Гейман закрыл глаза, слезящиеся от яркого солнечного света, собрался с духом и попробовал перевернуться на живот. Ничего не вышло, тело уже почти не слушалось. Ноги совсем одеревенели.
Ладно, черт с вами! Сами подойдете. Начальство прикажет для надежности мертвецу глотку перехватить, вот и подойдете.
Снова грохот автоматов. Сразу несколько штук. Три? Четыре? Эк я ловко раздербанил муравейник. Бегают, суетятся. И чего вам не жилось спокойно? Ну едут куда-то люди по своим делам. Ну и пускай едут. Вас же не трогают? Но нет. Вам захотелось большего…
Довернул ствол автомата и снова нажал на спусковой крючок.
Прыгайте, суки, прыгайте. Тут одно из двух: либо девственницы в Раю, либо скакать вам ребята по песку, аки танцоры диско. Можете даже коронный танец Майкла Джексона исполнить — «Лунная походка» называется. Только вам это все равно не поможет. Родион скоро вернется, отомстит…

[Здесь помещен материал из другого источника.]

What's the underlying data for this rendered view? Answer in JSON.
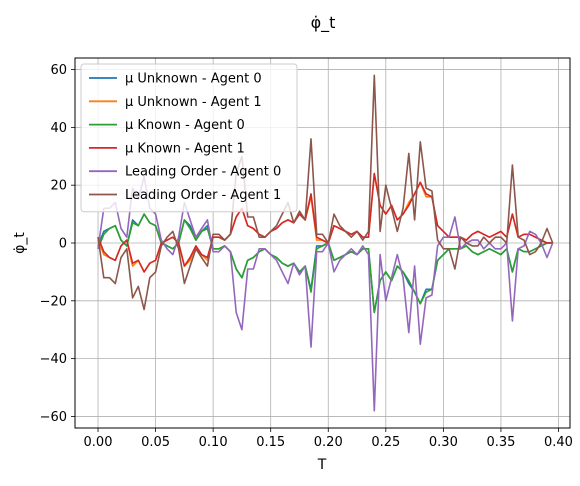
{
  "chart_data": {
    "type": "line",
    "title": "φ̇_t",
    "xlabel": "T",
    "ylabel": "φ̇_t",
    "xlim": [
      -0.02,
      0.41
    ],
    "ylim": [
      -64,
      64
    ],
    "xticks": [
      0.0,
      0.05,
      0.1,
      0.15,
      0.2,
      0.25,
      0.3,
      0.35,
      0.4
    ],
    "xtick_labels": [
      "0.00",
      "0.05",
      "0.10",
      "0.15",
      "0.20",
      "0.25",
      "0.30",
      "0.35",
      "0.40"
    ],
    "yticks": [
      -60,
      -40,
      -20,
      0,
      20,
      40,
      60
    ],
    "ytick_labels": [
      "−60",
      "−40",
      "−20",
      "0",
      "20",
      "40",
      "60"
    ],
    "grid": true,
    "legend_position": "top-left",
    "x": [
      0.0,
      0.005,
      0.01,
      0.015,
      0.02,
      0.025,
      0.03,
      0.035,
      0.04,
      0.045,
      0.05,
      0.055,
      0.06,
      0.065,
      0.07,
      0.075,
      0.08,
      0.085,
      0.09,
      0.095,
      0.1,
      0.105,
      0.11,
      0.115,
      0.12,
      0.125,
      0.13,
      0.135,
      0.14,
      0.145,
      0.15,
      0.155,
      0.16,
      0.165,
      0.17,
      0.175,
      0.18,
      0.185,
      0.19,
      0.195,
      0.2,
      0.205,
      0.21,
      0.215,
      0.22,
      0.225,
      0.23,
      0.235,
      0.24,
      0.245,
      0.25,
      0.255,
      0.26,
      0.265,
      0.27,
      0.275,
      0.28,
      0.285,
      0.29,
      0.295,
      0.3,
      0.305,
      0.31,
      0.315,
      0.32,
      0.325,
      0.33,
      0.335,
      0.34,
      0.345,
      0.35,
      0.355,
      0.36,
      0.365,
      0.37,
      0.375,
      0.38,
      0.385,
      0.39,
      0.395
    ],
    "series": [
      {
        "name": "μ Unknown - Agent 0",
        "color": "#1f77b4",
        "values": [
          -1,
          4,
          5,
          6,
          1,
          -1,
          8,
          6,
          10,
          7,
          6,
          0,
          -1,
          -2,
          0,
          8,
          6,
          1,
          4,
          6,
          -2,
          -2,
          -1,
          -3,
          -9,
          -12,
          -6,
          -5,
          -3,
          -2,
          -4,
          -5,
          -7,
          -8,
          -7,
          -10,
          -8,
          -16,
          -1,
          -1,
          0,
          -6,
          -5,
          -4,
          -3,
          -4,
          -2,
          -2,
          -24,
          -13,
          -10,
          -13,
          -8,
          -10,
          -14,
          -17,
          -21,
          -16,
          -16,
          -6,
          -4,
          -2,
          -2,
          -2,
          -1,
          -3,
          -4,
          -3,
          -2,
          -3,
          -4,
          -2,
          -10,
          -2,
          -3,
          -3,
          -2,
          -1,
          0,
          0
        ]
      },
      {
        "name": "μ Unknown - Agent 1",
        "color": "#ff7f0e",
        "values": [
          1,
          -4,
          -5,
          -6,
          -1,
          1,
          -8,
          -6,
          -10,
          -7,
          -6,
          0,
          1,
          2,
          0,
          -8,
          -6,
          -1,
          -4,
          -6,
          2,
          2,
          1,
          3,
          9,
          12,
          6,
          5,
          3,
          2,
          4,
          5,
          7,
          8,
          7,
          10,
          8,
          16,
          1,
          1,
          0,
          6,
          5,
          4,
          3,
          4,
          2,
          2,
          24,
          13,
          10,
          13,
          8,
          10,
          14,
          17,
          21,
          16,
          16,
          6,
          4,
          2,
          2,
          2,
          1,
          3,
          4,
          3,
          2,
          3,
          4,
          2,
          10,
          2,
          3,
          3,
          2,
          1,
          0,
          0
        ]
      },
      {
        "name": "μ Known - Agent 0",
        "color": "#2ca02c",
        "values": [
          -2,
          3,
          5,
          6,
          1,
          -1,
          7,
          6,
          10,
          7,
          6,
          0,
          -1,
          -2,
          0,
          8,
          5,
          1,
          4,
          5,
          -2,
          -2,
          -1,
          -3,
          -9,
          -12,
          -6,
          -5,
          -3,
          -2,
          -4,
          -5,
          -7,
          -8,
          -7,
          -10,
          -8,
          -17,
          -2,
          -1,
          0,
          -6,
          -5,
          -4,
          -3,
          -4,
          -2,
          -2,
          -24,
          -13,
          -10,
          -13,
          -8,
          -10,
          -13,
          -17,
          -21,
          -17,
          -16,
          -6,
          -4,
          -2,
          -2,
          -2,
          -1,
          -3,
          -4,
          -3,
          -2,
          -3,
          -4,
          -2,
          -10,
          -2,
          -3,
          -3,
          -2,
          -1,
          0,
          0
        ]
      },
      {
        "name": "μ Known - Agent 1",
        "color": "#d62728",
        "values": [
          2,
          -3,
          -5,
          -6,
          -1,
          1,
          -7,
          -6,
          -10,
          -7,
          -6,
          0,
          1,
          2,
          0,
          -8,
          -5,
          -1,
          -4,
          -5,
          2,
          2,
          1,
          3,
          9,
          12,
          6,
          5,
          3,
          2,
          4,
          5,
          7,
          8,
          7,
          10,
          8,
          17,
          2,
          1,
          0,
          6,
          5,
          4,
          3,
          4,
          2,
          2,
          24,
          13,
          10,
          13,
          8,
          10,
          13,
          17,
          21,
          17,
          16,
          6,
          4,
          2,
          2,
          2,
          1,
          3,
          4,
          3,
          2,
          3,
          4,
          2,
          10,
          2,
          3,
          3,
          2,
          1,
          0,
          0
        ]
      },
      {
        "name": "Leading Order - Agent 0",
        "color": "#9467bd",
        "values": [
          -2,
          12,
          12,
          14,
          5,
          2,
          19,
          15,
          23,
          12,
          10,
          1,
          -2,
          -4,
          2,
          14,
          8,
          2,
          5,
          8,
          -3,
          -3,
          -1,
          -3,
          -24,
          -30,
          -9,
          -9,
          -2,
          -2,
          -4,
          -6,
          -10,
          -14,
          -7,
          -11,
          -8,
          -36,
          -3,
          -3,
          0,
          -10,
          -6,
          -4,
          -2,
          -4,
          -1,
          -4,
          -58,
          -4,
          -20,
          -12,
          -4,
          -12,
          -31,
          -8,
          -35,
          -19,
          -18,
          -1,
          2,
          2,
          9,
          -2,
          0,
          1,
          1,
          -2,
          0,
          -2,
          -2,
          0,
          -27,
          -2,
          -1,
          4,
          3,
          0,
          -5,
          0
        ]
      },
      {
        "name": "Leading Order - Agent 1",
        "color": "#8c564b",
        "values": [
          2,
          -12,
          -12,
          -14,
          -5,
          -2,
          -19,
          -15,
          -23,
          -12,
          -10,
          -1,
          2,
          4,
          -2,
          -14,
          -8,
          -2,
          -5,
          -8,
          3,
          3,
          1,
          3,
          24,
          30,
          9,
          9,
          2,
          2,
          4,
          6,
          10,
          14,
          7,
          11,
          8,
          36,
          3,
          3,
          0,
          10,
          6,
          4,
          2,
          4,
          1,
          4,
          58,
          4,
          20,
          12,
          4,
          12,
          31,
          8,
          35,
          19,
          18,
          1,
          -2,
          -2,
          -9,
          2,
          0,
          -1,
          -1,
          2,
          0,
          2,
          2,
          0,
          27,
          2,
          1,
          -4,
          -3,
          0,
          5,
          0
        ]
      }
    ]
  }
}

— Левушка, сыночек, ну как же так?
— Успокойся, мам.
—
— Сейчас такое время, мама. Не до концертов Рахманинова.
— У нас все забрали! — Сара Марковна не скрывала слез, — Особняк, машину, вещи. Арестовали счета…
— Мама, сейчас очень многим тяжело приходится. Привыкли к сытой жизни, а случилась планетарная катастрофа. Теперь не до жиру. Крыша над головой у вас есть, паек выделяется. Ну а принудработы обязательны для всех.
— Исаак Матвеевич эти деньги честно заработал. Своим умом, талантом и трудолюбием. Каждую копеечку… к копеечке…
— Мама, ну ты пойми, я ничем не могу помочь.
— Но им и этого показалось мало, — продолжала Сара, словно и не слышала никаких возражений, — и теперь они забрали у нас сына.
— Мама, никто меня не «забирал» и не принуждал. Я сам пошел в «безопасность». Время такое. Я не мог поступить иначе.
— Да какое время, сынок? Хаос. Разбой и анархия. Бардак, бедлам, форменный Содом и… как ее… Гоморра. Даже при коммунистах не было такого беспредела. Вакханалия насилия и безнаказанности.
— Вот поэтому я и стал чекистом. Чтобы навести порядок в стране.
— А из тебя со временем мог получиться хороший пианист. Ты же закончил консерваторию.
— Да ну, — отмахнулся Гейман, — ненавижу музыку. И всегда ненавидел.
— Но тебя же могут убить!
— Я никому этого не позволю, — усмехнулся Гейман и показал «Стечкин», — как видишь, я тоже вооружен.
— О Боже! — картинно всплеснула руками Сара Марковна, — тебя заставляют стрелять в людей! Ты уже кого-нибудь убил?
— Это неважно!
— Что значит неважно? — истерично взвизгнула мать, — брось эту железяку сейчас же. Пойдем в синагогу. У меня есть знакомый раввин, он поможет. Отмолит. Еще не поздно, сынок. Господь милостив. Если ты еще никого не убил… Ты ведь никого не убил? Правда?
— Нет, мама, не убил. Успокойся. Никуда я не пойду. Я не верю в вашего Бога.
— А тебе и не нужно верить! Делай, как мама говорит, и все образуется само собой.
— Нет, мама, — Лев Исаакович грубо отстранил материнскую руку, — само собой уже ничего не образуется. В стране действительно бардак. С востока идут полчища кочевников. На севере — мутанты… Третья попытка военного переворота за месяц. Жестокая и бессмысленная бойня. И главное — с какой целью? Ну сядет в кресло новый «царек» или самоназванный «президент». Что это изменит? Ничего! Что он может предложить народу? Какую программу действий? Ни у одного из «вождей» ее нет и не будет. Даже для краткосрочной перспективы. Вообще ничего. Кроме желания напоследок пожить нахаляву за чужой счет. Так что Магистрат — еще не самое худшее из зол. Эксимиализм — очень жестокий общественный строй, но в критических ситуациях иначе нельзя. Иначе не выжить.